Challenges in GSS’s industry include reduced lead times to meet its customers’ product launch dates. This can make it difficult for the company to find suppliers that can meet the changing demands in design, volume and timing, Meade says.
“Things are constantly changing for us, so it requires a lot of close, frequent communication both internally and externally,” she says, adding that the company encourages its supply base to involve GSS in their decision-making.
GSS also asks them to provide options with transparency so they can be passed onto customers, who then can make decisions that meet their expectations. “In addition, we deal daily with the typical challenges facing manufacturers,” Meade says, noting that these range from meeting cost reduction targets to cultural and language differences.
Among other challenges, the company is preparing for President Trump’s proposed tariff on steel imports by increasing its engagement in lean manufacturing techniques in its facilities. “We plan on sharing some of these techniques through workshops with our major suppliers in efforts to prepare ourselves for the potential impact of the tariff,” she says.
GSS is investing in lean with all new product lines. “[They’re] being developed with the lean concepts,” Meade says, adding that its Watertown facility also is applying lean to existing lines.

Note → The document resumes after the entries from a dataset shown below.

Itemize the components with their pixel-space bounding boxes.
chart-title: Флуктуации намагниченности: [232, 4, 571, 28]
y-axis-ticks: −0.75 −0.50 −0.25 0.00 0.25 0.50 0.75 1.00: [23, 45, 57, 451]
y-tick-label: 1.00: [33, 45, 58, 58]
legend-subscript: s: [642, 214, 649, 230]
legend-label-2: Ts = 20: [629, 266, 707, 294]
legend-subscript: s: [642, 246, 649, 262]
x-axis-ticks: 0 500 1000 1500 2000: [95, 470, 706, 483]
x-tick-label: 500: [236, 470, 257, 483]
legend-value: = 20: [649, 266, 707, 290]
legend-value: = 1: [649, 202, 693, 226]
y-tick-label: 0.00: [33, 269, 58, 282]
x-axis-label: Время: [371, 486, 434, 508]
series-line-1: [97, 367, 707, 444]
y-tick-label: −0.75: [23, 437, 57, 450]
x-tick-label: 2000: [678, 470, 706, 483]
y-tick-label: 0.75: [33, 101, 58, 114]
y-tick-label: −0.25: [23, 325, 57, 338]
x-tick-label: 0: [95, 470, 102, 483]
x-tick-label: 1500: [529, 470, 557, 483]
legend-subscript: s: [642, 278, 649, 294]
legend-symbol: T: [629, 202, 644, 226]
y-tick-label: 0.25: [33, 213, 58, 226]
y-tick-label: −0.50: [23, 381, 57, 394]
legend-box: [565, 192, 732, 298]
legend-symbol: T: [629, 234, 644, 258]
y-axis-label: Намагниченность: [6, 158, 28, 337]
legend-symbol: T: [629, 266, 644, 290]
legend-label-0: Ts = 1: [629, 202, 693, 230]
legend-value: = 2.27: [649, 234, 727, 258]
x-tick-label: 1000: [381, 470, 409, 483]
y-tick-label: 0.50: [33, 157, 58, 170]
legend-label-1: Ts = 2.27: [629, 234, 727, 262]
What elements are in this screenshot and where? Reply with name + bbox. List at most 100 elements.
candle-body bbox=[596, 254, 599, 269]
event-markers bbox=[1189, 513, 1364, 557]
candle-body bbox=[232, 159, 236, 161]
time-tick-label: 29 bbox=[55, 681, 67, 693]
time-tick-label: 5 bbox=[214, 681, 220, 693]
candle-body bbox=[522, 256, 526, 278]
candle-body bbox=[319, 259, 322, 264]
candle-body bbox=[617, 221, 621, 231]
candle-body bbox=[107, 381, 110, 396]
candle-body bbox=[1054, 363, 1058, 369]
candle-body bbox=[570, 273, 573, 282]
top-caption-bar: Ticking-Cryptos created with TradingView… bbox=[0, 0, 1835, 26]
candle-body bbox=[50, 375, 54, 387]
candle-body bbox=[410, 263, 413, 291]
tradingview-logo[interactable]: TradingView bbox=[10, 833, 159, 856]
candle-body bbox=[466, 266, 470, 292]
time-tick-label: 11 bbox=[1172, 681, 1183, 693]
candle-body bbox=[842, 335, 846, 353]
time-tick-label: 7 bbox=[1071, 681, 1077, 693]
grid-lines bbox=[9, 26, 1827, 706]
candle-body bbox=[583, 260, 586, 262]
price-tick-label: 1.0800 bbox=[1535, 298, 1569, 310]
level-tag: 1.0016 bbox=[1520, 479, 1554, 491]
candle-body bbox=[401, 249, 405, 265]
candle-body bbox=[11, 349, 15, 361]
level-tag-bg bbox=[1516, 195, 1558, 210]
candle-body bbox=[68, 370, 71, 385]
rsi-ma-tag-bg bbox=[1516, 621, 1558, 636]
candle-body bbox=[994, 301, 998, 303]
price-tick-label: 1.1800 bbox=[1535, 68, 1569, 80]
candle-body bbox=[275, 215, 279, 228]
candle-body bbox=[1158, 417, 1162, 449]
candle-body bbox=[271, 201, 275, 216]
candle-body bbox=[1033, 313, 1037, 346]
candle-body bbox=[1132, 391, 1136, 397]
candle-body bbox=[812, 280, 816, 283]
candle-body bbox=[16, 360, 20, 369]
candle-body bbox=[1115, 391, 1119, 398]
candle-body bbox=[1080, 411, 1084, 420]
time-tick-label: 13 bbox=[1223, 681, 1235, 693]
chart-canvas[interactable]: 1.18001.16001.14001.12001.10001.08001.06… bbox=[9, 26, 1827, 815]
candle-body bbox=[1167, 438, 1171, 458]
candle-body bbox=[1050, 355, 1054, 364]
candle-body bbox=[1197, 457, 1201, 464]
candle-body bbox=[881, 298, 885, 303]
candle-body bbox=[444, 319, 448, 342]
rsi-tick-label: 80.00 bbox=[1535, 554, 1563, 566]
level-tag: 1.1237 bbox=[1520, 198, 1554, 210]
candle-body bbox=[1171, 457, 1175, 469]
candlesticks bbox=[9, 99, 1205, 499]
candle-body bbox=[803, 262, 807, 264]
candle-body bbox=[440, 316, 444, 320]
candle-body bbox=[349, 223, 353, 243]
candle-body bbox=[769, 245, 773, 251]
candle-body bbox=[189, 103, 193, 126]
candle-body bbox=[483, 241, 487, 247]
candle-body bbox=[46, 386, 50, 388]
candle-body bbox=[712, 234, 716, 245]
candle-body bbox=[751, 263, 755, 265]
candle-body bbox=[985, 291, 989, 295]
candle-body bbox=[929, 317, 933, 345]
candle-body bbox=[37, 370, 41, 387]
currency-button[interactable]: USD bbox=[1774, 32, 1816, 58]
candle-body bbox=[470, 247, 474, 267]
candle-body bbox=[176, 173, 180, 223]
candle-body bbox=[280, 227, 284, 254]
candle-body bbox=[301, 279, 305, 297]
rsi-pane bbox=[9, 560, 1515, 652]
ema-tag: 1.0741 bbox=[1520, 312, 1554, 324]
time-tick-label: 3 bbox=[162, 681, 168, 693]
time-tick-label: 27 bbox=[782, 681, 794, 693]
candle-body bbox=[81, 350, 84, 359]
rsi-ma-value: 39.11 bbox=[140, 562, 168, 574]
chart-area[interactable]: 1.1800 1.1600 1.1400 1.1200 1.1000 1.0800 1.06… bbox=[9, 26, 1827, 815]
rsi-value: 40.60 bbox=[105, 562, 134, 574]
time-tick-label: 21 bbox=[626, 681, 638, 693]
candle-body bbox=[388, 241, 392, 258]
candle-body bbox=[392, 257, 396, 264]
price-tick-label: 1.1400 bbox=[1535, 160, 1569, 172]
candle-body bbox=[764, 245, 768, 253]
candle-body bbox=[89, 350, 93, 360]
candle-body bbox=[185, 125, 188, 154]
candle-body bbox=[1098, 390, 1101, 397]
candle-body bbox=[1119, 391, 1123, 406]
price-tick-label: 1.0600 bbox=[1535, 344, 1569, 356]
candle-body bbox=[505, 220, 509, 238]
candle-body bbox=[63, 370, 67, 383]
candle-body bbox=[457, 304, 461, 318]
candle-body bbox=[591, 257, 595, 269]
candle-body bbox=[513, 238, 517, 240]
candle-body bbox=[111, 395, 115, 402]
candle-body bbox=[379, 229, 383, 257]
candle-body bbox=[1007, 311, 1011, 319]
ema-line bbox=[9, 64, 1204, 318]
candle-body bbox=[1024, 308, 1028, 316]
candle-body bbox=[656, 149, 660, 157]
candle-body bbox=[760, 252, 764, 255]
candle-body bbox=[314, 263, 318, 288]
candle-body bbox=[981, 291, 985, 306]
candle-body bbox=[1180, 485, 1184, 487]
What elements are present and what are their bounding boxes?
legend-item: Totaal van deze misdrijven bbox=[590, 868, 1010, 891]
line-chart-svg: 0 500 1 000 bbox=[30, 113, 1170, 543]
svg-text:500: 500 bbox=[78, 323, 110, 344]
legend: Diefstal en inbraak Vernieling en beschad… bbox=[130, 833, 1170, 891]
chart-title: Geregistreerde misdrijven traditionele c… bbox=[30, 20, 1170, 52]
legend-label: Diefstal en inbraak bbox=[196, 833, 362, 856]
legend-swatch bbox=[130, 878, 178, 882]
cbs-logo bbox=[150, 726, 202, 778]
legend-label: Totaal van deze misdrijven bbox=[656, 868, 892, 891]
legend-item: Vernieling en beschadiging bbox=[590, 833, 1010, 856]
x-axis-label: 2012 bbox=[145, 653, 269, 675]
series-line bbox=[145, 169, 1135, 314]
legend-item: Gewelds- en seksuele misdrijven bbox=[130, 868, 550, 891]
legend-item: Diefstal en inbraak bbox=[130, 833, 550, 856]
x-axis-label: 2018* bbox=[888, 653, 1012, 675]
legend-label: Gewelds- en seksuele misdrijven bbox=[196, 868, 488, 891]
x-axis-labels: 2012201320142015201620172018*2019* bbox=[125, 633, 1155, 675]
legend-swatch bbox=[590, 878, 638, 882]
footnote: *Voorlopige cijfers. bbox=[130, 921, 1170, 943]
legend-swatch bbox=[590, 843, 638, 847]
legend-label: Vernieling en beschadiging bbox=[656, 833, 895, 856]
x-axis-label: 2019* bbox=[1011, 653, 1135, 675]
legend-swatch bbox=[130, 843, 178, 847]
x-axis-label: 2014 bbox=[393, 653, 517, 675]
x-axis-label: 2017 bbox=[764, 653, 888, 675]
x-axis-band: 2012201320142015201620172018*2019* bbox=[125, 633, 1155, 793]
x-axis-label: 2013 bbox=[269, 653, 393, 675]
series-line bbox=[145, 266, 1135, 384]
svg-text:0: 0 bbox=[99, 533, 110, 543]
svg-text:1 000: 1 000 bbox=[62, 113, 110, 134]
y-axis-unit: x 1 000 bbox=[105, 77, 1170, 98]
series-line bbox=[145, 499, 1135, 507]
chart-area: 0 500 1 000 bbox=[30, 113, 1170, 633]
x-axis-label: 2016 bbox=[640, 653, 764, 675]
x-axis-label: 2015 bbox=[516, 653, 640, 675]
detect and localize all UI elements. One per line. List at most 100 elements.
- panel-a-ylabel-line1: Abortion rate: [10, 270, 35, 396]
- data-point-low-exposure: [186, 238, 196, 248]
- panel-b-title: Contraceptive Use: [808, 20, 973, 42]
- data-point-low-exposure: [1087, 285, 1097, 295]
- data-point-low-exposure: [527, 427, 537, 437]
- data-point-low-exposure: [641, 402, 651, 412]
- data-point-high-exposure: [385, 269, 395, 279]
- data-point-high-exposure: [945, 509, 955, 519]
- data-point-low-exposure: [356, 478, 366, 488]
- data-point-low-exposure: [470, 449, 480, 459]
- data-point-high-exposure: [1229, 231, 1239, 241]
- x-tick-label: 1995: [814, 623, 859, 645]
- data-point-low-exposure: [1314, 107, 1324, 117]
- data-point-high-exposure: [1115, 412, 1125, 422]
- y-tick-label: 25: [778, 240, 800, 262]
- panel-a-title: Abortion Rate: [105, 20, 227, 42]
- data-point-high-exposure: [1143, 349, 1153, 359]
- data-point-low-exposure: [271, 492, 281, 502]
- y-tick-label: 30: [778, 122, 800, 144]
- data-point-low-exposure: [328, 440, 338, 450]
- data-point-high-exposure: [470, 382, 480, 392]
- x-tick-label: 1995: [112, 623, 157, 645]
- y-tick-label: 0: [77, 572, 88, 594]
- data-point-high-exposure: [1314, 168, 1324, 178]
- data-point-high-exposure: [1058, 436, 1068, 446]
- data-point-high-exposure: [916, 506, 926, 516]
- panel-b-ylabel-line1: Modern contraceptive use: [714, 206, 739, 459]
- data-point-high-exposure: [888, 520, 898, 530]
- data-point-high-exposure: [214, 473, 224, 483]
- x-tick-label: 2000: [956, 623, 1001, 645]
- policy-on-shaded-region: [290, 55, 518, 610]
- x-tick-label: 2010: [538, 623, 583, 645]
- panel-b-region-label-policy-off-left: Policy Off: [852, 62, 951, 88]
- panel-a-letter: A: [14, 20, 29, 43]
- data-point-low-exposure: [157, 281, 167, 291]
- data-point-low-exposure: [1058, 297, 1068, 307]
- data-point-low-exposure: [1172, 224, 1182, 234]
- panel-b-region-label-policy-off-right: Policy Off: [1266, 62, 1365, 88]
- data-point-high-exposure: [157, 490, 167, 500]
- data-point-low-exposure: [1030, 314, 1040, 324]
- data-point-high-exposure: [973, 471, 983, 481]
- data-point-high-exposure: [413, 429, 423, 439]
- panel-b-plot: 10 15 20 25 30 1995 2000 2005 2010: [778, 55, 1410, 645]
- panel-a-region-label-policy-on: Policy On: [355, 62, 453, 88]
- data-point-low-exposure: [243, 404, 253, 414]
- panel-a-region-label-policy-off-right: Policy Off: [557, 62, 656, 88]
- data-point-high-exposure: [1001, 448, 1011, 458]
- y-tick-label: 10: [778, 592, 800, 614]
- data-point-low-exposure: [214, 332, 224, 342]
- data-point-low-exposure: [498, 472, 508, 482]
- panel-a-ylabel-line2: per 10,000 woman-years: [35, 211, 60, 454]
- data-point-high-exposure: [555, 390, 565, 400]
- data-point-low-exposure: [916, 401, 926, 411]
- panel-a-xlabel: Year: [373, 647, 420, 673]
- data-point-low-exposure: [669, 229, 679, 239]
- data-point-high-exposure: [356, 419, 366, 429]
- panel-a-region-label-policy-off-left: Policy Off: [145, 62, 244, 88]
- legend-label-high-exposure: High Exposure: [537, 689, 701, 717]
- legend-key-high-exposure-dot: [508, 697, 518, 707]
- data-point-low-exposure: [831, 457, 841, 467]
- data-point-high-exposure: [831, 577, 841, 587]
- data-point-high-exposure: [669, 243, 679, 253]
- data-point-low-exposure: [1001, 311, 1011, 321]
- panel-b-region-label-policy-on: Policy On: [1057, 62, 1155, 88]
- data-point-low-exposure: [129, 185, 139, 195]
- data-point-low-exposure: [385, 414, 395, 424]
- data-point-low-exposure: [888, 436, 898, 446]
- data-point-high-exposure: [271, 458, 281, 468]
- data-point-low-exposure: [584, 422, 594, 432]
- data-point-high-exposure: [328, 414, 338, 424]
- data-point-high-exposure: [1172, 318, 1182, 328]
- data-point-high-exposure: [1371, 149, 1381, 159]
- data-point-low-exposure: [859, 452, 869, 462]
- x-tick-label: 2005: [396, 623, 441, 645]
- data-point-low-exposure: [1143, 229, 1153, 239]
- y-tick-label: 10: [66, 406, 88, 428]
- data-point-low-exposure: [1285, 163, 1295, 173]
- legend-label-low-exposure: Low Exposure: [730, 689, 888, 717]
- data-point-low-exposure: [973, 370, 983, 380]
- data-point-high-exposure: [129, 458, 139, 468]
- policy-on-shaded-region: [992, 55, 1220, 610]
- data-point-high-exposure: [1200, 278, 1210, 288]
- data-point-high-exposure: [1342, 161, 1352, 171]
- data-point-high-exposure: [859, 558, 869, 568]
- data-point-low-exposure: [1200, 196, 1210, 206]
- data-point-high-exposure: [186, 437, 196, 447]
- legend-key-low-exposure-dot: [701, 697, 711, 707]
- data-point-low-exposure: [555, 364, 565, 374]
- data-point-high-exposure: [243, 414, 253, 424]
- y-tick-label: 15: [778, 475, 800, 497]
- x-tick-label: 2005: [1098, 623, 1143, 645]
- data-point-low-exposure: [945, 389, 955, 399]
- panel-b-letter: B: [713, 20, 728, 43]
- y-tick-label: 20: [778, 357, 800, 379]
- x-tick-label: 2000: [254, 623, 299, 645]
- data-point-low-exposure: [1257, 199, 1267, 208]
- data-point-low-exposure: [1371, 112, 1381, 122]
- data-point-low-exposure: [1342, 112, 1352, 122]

“Flow throughout the facilities is always under review by the operations lean managers,” she says, adding these concepts were used in its overseas locations as well. “[We have] a heavy focus on the flow of product throughout the plants.”
The company provides lean and Six Sigma refresher training courses to its employees. “Last year, we trained about 15 green belts and this year we have another 15 employees going through the process,” she says.
Meade has 40 years of automotive industry experience, starting her career at Torrington. She left when the company was acquired by Timken but returned to GSS five years ago.
“Other than the first two years of my career, the remaining years have been in procurement,” she says. “Obviously, I have seen and experienced significant changes in procurement.”
She is proud of how GSS has embraced the idea of teamwork. “This is particularly evident in the quoting and launch of new products,” she says, explaining that each new program is started with a product development team.
A program manager leads each cross-functional team supported by the local operations, manufacturing engineering, product engineering, quality and supply chain departments. For offshore launches, the local site team plays a strong supporting role in the process. “The team members are encouraged to share their thoughts and opinions on all aspects of the program,” she says.
“Communication is open and ideas are openly received and acted on if the team agrees on an action,” Meade continues. “The goal of a successful launch – which is defined as meeting the timing and established budget – is shared by everyone.”
One example where teamwork paid off was the opening of its locations in China, Brazil and Poland. “Many of us were involved in the launch of these new facilities and got to weigh in and provide our input,” she recalls.
Thanks to the collaboration, the plants were opened on time and on budget. “I’ve only worked for two other companies in my career, but I haven’t seen anyone as successful with their team efforts as GSS,” she declares.
GSS has grown at a compounded year-over-year rate of 25 percent and plans to continue expanding, Meade says. One way the company grows organically is through innovation and diversifying its products.
The company also regularly looks at acquisitions. “Currently, we have a few significant projects that we’re working on,” she says, noting that these are in development in South America and China.
The company plans to keep growing in its current locations, “with an emphasis on China and the 30 million vehicles that they are projected to build this year,” she says, noting that GSS wants to grow with its current customer base. “There are plenty of opportunities for that.”